En 2002, la Cour d'appel de Pau a condamné à 300 € d'amende et six mois de prison avec sursis 19 membres de la secte pour refus de scolarisation et de vaccination, notamment.
Par conséquent, si, au lieu de soigner leur image médiatique, les trois mousquetaires avaient activé leur relais dans l'appareil politique et judiciaire (le président de la commisson est un ancien juge d'instruction qui a traité l'affaire de la Scientologie à Lyon), ce n'est pas des VRP de la lutte anti-sectes en charentaises qu'on aurait envoyé à Sus, mais la police judiciaire. Une nouvelle condamnation pour défaut de vaccination, et on pourrait faire tomber le sursis.
Rappellons quand même qu'en 2001, la cour d'assises d'appel des Hautes-Pyrénées a condamné à 12 ans de réclusion criminelle un couple d'adeptes de la communauté pour avoir laissé mourir leur enfant âgé d'un an et demi, en acord avec les préceptes de la secte qui refuse la médecine des hommes. Deux responsables du groupe avaient également été mis en examen pour non-assistance à personne en danger.
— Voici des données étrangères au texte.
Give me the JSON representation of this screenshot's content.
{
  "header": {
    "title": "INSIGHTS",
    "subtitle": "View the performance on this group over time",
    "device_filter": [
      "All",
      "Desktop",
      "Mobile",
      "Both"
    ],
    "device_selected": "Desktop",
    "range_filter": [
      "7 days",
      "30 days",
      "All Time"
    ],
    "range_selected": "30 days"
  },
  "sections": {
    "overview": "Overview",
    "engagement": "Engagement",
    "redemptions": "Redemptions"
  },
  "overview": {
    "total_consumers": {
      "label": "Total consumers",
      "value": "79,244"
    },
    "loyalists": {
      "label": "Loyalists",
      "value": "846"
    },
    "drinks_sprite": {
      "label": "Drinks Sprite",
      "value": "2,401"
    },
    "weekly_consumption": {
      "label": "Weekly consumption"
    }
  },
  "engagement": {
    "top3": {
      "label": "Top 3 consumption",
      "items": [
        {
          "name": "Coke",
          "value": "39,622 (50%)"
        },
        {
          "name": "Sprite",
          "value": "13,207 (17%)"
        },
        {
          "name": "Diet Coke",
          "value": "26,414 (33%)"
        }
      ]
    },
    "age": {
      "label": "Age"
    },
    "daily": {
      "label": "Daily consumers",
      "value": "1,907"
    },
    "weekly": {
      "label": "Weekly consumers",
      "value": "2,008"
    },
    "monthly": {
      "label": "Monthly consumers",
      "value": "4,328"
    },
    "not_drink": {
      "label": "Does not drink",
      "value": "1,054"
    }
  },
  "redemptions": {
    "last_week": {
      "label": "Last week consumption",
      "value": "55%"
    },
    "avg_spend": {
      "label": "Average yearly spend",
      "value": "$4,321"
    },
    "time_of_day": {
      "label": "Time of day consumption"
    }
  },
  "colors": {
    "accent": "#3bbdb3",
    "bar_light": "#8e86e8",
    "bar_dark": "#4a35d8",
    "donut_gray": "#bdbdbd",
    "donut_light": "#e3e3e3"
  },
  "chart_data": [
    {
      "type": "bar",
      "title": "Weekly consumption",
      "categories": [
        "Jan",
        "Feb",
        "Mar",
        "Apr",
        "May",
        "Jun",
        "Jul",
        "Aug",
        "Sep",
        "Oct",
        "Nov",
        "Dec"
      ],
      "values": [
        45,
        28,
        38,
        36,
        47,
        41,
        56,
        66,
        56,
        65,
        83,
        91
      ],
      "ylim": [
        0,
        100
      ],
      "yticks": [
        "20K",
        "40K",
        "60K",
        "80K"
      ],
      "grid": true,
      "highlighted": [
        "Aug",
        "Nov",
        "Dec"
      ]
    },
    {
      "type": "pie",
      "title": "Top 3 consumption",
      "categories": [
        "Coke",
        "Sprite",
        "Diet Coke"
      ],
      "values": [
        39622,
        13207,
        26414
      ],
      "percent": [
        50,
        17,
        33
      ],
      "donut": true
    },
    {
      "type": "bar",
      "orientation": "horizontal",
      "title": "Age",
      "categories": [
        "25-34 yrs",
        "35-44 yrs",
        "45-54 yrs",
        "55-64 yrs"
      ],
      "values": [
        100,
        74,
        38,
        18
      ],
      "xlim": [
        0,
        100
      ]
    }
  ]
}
Depuis ce drame survenu en 1997, le juge des enfants de Pau a ordonné à plusieurs reprises des mesures d'assistance éducative pour la cinquantaine d'enfants vivant dans la communauté. Et je passe sur les non-représentations d'enfant, et les gamins retenus au sein du groupe malgré des décisions judiciaires.
Bref, on le voit une organisation apostolique tout ce qu'il y a de plus sympathique !
Il y a peut-être autre chose à faire que d'envoyer une délégation de Men in Grey de l'Assemblée nationale et une cohorte de journalistes dans la gadoue, juste pour dire au peuple françois : dormez braves gens, les députés veillent.
On va me répondre : Ah oui, mais bon, si on doit passer par la justice pour régler le problèmes des sectes, on ne s'en sort plus. Par la voie politico-médiatique, ça se passe tellement mieux.
Quant à la loi du 12 juin 2001, cette panacée législative que les Belges nous envient (au point qu'ils se sont fait la même, c'est pour dire...), ben tiens, étrangement, personne n'en parle pour Tabitha's Place. Normal. Une fois de plus, elle est inapplicable ! Ah ben c'est ballot.
Ah oui. Un dernier mot à destination de la MIVILUDES : il va falloir ouvrir un nouveau dossier. Sur l'étiquette, vous écrivez : T-A-B-I-T-H-A-apostrophe-S - plus loin - P-L-A-C-E.
Ensuite vous mettez la dépêche AFP dedans et vous rangez le dossier sous l'étagère. Oui, celle-là, la poussièreuse.